Раз в месяц в любом из поселков, пришпиленных к струне железной дороги, он садился в последний вагон поезда и ехал на выходные в порт. Утром, в темном костюме, с напомаженными усами и букетом белых калл (любимых цветов Элидии), он отправлялся на кладбище оплакивать свое одиночество безутешного вдовца и вести долгие разговоры с живой в воспоминании женой. Время шло, а в зеркале его памяти продолжал оставаться незапятнанным образ Элидии дель Росарио Монтойя. После обеда, обязательно прихватив коробку конфет, он навещал дочь в интернате для девушек, управляемом французскими монахинями. За несколько месяцев непрерывных трудов он сумел наскрести денег, чтобы исполнить обещанное Голондрине дель Росарио аккурат в день похорон ее матери. В комиссионном на улице Боливара он приобрел большой французский рояль марки «Эрар» и отослал в интернат украшенным огромной розой из оберточной бумаги. С того дня девушка — которую монахини за безупречное поведение и истовую любовь к молитве прозвали «сестра Голондрина» — стала главной участницей всех культурных и общественных начинаний интерната, потому что не только обладала музыкальным талантом, но и стихи декламировала со страстностью опытной поэтессы.

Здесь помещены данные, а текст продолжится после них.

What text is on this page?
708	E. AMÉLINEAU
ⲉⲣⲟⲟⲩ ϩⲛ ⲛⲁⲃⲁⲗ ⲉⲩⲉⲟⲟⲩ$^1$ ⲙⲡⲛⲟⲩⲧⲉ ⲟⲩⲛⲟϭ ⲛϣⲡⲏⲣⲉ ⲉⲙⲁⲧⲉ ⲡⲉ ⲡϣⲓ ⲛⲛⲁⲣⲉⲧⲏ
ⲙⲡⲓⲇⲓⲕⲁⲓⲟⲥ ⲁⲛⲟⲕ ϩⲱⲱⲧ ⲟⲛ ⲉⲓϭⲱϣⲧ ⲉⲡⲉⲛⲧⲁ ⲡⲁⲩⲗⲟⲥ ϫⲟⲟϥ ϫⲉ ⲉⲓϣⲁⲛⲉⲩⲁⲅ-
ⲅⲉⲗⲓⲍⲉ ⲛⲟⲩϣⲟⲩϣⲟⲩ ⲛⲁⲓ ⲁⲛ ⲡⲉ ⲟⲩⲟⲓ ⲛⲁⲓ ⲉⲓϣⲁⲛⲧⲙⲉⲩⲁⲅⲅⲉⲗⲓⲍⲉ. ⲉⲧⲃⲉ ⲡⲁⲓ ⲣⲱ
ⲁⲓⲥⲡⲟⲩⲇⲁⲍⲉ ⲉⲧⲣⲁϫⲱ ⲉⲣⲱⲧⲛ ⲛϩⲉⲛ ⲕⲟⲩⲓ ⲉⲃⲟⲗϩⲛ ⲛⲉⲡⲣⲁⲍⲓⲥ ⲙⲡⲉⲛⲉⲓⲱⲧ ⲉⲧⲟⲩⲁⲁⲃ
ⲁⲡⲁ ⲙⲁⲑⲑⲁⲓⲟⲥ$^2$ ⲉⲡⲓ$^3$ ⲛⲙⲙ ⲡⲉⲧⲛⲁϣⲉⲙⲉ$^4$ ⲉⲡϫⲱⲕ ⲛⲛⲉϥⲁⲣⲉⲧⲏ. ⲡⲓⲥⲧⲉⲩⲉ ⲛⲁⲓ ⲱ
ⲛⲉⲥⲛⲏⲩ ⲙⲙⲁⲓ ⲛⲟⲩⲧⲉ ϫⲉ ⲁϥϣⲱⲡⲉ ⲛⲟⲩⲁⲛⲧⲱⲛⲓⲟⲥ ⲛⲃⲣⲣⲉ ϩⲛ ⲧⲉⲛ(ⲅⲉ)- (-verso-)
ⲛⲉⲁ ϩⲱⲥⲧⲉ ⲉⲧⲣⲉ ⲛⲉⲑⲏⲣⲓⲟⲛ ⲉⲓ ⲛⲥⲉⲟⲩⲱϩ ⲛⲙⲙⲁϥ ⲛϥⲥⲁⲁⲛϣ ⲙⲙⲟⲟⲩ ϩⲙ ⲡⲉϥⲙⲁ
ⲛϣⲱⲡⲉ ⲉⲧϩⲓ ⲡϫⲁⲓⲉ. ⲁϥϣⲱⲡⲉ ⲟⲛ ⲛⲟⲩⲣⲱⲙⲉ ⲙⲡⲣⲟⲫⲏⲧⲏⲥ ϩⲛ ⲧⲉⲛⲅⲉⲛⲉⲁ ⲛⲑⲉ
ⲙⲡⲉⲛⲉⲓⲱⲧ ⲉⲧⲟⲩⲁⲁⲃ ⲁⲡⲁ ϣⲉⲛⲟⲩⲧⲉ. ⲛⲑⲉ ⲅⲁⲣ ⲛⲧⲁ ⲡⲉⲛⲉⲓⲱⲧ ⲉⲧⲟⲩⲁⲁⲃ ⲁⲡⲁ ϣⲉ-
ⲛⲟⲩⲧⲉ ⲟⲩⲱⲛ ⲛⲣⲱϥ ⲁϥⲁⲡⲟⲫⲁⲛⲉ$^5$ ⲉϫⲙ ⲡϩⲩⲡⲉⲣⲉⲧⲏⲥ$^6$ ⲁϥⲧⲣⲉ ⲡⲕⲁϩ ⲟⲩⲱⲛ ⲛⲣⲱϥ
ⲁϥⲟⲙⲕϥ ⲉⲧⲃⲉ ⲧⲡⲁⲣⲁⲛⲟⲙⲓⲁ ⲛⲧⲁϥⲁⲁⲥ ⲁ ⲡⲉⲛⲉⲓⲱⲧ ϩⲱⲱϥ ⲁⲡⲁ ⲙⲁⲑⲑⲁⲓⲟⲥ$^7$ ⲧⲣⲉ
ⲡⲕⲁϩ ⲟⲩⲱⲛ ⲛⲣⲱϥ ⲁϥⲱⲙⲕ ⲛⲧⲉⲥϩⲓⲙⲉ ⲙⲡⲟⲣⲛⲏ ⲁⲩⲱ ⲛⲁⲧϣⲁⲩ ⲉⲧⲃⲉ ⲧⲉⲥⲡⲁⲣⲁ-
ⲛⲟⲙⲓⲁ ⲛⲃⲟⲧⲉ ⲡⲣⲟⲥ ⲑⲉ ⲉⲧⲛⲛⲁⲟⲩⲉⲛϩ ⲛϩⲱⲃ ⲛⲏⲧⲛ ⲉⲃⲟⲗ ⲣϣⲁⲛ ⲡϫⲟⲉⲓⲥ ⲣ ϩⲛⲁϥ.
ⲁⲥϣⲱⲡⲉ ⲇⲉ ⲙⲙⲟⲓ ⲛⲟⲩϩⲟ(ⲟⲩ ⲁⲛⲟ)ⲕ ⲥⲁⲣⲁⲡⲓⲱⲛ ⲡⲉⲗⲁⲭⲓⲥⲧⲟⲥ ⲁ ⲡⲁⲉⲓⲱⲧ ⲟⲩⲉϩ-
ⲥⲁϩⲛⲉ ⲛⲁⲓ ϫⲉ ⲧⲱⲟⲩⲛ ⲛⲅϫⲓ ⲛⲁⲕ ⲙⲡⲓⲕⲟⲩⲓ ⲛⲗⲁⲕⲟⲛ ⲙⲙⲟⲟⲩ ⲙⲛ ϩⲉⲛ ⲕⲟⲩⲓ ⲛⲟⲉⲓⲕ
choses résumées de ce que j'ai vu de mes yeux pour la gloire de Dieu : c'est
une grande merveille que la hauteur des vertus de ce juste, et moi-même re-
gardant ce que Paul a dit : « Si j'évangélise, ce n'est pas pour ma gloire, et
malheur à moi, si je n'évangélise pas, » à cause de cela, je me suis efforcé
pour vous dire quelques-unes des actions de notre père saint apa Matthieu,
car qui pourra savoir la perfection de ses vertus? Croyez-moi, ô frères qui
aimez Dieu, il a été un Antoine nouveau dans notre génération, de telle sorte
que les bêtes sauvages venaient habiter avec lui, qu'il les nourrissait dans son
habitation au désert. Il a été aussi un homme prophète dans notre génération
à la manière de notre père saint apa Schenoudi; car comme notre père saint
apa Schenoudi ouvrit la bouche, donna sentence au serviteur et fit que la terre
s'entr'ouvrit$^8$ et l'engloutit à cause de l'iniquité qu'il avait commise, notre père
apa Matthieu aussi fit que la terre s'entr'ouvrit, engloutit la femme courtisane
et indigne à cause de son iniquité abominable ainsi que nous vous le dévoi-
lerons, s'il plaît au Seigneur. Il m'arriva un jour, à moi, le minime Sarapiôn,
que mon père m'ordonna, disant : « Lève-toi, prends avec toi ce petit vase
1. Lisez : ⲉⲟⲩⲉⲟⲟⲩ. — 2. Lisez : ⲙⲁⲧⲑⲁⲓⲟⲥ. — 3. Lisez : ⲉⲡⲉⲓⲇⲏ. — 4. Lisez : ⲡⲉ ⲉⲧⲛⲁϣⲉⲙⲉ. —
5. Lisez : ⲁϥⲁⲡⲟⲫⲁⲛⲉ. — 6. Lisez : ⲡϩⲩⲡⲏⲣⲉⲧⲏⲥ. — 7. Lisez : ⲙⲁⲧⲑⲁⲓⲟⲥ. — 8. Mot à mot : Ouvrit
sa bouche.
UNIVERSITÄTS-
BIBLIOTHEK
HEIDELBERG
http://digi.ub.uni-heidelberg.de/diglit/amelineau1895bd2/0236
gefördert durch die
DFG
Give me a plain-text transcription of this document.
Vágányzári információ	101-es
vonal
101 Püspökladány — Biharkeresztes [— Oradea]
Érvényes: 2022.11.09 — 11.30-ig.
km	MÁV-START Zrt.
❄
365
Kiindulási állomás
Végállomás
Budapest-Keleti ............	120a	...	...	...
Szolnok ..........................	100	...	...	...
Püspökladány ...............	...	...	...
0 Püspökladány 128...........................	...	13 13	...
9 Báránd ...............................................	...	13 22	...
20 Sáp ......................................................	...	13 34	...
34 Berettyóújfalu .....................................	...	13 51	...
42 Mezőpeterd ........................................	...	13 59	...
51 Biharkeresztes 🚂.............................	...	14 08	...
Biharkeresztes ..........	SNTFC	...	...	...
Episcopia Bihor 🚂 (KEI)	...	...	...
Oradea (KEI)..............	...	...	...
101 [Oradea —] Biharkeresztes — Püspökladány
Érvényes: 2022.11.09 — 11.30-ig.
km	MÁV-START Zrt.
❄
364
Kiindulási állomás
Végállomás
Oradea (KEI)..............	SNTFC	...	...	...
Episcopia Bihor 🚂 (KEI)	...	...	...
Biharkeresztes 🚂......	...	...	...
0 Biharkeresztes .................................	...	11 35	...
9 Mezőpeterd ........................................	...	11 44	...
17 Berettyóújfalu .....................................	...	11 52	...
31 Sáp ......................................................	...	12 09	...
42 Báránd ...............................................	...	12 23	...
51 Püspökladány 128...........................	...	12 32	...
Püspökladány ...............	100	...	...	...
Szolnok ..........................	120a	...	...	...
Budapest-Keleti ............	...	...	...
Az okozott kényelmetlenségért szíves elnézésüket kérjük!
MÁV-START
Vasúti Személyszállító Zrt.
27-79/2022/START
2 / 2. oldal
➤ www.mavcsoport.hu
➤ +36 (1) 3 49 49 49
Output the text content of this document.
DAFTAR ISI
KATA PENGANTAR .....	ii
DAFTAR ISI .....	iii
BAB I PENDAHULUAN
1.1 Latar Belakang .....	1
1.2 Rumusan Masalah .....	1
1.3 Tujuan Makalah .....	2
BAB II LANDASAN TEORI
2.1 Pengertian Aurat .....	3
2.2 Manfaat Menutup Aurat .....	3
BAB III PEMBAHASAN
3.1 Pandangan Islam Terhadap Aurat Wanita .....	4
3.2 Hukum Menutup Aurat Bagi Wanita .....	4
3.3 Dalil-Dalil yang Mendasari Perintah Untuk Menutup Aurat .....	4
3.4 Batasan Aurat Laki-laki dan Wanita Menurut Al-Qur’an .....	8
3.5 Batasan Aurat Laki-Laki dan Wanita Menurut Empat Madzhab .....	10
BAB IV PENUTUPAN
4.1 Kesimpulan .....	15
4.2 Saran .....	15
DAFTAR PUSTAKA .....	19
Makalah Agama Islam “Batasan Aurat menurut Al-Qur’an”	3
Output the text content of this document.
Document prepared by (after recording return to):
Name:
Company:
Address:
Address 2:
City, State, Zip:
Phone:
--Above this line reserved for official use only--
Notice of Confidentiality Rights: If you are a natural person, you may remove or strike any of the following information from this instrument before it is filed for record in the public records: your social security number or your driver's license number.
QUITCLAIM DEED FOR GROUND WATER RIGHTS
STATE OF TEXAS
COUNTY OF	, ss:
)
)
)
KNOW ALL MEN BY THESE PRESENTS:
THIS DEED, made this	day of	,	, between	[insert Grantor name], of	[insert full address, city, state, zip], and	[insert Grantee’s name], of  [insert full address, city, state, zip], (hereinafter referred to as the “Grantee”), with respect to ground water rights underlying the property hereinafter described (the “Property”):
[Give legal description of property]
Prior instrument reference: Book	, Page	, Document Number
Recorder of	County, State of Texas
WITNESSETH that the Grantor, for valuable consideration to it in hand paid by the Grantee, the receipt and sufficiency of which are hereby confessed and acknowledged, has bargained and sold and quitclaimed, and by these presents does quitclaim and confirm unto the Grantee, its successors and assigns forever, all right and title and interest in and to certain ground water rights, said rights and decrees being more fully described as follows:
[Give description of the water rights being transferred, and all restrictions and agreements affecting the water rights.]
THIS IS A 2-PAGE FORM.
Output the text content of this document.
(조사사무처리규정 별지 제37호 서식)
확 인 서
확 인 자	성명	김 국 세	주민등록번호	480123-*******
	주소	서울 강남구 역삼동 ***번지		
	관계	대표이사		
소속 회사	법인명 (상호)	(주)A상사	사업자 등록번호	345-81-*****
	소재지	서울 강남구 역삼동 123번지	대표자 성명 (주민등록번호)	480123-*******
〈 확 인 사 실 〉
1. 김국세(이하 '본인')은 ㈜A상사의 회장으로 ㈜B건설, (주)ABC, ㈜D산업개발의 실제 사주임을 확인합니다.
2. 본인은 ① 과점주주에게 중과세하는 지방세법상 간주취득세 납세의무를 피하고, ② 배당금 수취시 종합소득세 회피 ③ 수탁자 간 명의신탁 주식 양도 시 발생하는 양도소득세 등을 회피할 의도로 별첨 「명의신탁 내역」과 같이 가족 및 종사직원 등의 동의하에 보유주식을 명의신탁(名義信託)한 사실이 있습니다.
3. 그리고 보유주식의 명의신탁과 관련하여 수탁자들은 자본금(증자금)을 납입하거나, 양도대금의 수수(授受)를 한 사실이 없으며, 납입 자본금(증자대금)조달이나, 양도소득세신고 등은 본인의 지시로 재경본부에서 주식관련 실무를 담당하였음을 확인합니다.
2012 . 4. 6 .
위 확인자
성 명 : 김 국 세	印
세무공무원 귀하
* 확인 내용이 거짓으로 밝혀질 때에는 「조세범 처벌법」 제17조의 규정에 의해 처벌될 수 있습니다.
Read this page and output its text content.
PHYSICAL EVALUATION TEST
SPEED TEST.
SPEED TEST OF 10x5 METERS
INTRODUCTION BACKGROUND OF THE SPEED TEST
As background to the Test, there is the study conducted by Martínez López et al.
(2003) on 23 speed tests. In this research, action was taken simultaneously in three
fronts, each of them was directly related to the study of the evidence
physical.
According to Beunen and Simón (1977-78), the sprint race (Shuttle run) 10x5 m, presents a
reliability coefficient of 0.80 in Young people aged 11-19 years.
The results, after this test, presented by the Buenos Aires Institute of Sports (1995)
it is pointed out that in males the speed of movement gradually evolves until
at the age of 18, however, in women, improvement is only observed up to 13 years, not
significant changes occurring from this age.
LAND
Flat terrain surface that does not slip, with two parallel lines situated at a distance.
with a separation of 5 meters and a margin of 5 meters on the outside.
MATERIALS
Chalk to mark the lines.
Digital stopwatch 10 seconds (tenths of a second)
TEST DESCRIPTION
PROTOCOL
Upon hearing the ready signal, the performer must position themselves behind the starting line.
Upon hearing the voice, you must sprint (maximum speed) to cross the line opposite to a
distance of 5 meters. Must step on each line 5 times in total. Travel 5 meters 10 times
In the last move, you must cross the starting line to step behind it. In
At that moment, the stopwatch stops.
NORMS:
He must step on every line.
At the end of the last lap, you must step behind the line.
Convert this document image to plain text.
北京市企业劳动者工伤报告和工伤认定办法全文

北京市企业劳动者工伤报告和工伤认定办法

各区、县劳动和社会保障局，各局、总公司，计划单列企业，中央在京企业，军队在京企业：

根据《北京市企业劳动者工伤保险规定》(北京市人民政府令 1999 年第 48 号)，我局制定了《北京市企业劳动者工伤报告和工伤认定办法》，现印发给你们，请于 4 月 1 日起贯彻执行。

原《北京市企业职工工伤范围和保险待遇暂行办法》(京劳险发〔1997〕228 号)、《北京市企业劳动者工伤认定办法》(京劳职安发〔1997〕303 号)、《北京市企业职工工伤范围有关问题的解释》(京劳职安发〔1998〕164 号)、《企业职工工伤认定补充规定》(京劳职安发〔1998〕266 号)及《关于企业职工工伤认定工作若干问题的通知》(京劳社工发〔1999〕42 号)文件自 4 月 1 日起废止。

В дурмане сиесты, убаюкиваемый томными нотами фортепиано — то ли они доносились издалека, то ли отдавались внутри его черепа, — цирюльник вдруг уловил, что уже давненько мелодии, наигрываемые дочерью, стали какими-то печальными. Он глубоко вздохнул и повернулся в кресле. Как она все же непохожа на прочих женщин. Такая деликатная. Иногда его угрызала классовая совесть за то, что он способствовал увлечению фортепиано да еще и отдал Голондрину в религиозный интернат вместо государственной школы, как полагалось бы дочке потомственного пролетария. Ему всегда казалось, что если скрипка подобает слепым, аккордеон — цыганам, а гитара — ловеласам, то фортепиано — инструмент преимущественно аристократический. Скрепя сердце, он все же смирялся, утешая себя тем простым доводом, что искусство есть не удел знати, а духовная потребность всякого человеческого существа, но сомнения его не покидали. В этом он, безусловно, был схож с Хуаном Пересом, пролетарием, героем «социалистического романа», лежавшего до сих пор у него на коленях, но тяжко рухнувшего на пол, когда цирюльник замахнулся и согнал муху с усов.